Kritikan tersebut gagal ditanggapi oleh Gubernur Farman, sebaliknya ia justru melanjutkan dan memerintahkan perguruan tinggi lain untuk mengikuti arahan yang sama.

“Keputusan itu diambil setelah pertemuan administrasi universitas dengan gubernur,” kata juru bicara UoP Muhammad Noman.

“Keputusan juga sudah dikeluarkan oleh tiga perguruan tinggi dan kami juga bertekad untuk melaksanakannya secara tuntas.”

Universitas berpendapat bahwa keputusan tersebut bertujuan untuk membawa keseragaman di lembaga pendidikan dan mengurangi beban keuangan orang tua.

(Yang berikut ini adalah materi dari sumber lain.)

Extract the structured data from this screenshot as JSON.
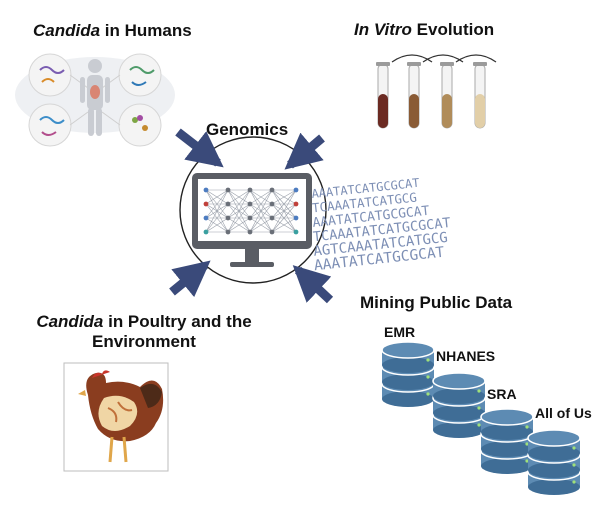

“Tidak ada lagi perbedaan antara struktur bebas perguruan tinggi negeri dan swasta dan keputusan telah diambil untuk meringankan beban orang tua dengan cara ini,” kata juru bicara UoP.

Keputusan tersebut telah dikritik serius oleh para aktivis, yang mengatakan bahwa fokus dari institut tersebut seharusnya pada peningkatan kualitas mahasiswanya daripada menegakkan aturan berpakaian untuk perempuan.

“Diskriminasi gender berperan di UoP. Membatasi siswa perempuan pada aturan berpakaian tertentu di masa lalu UoP, sementara membiarkan ruang siswa laki-laki dibebaskan, adalah untuk mencegah pembelajaran terpadu dan kohesif dalam pengaturan pendidikan yang sudah rusak,” kata Asad Shahzad Khan, seorang aktivis siswa vokal.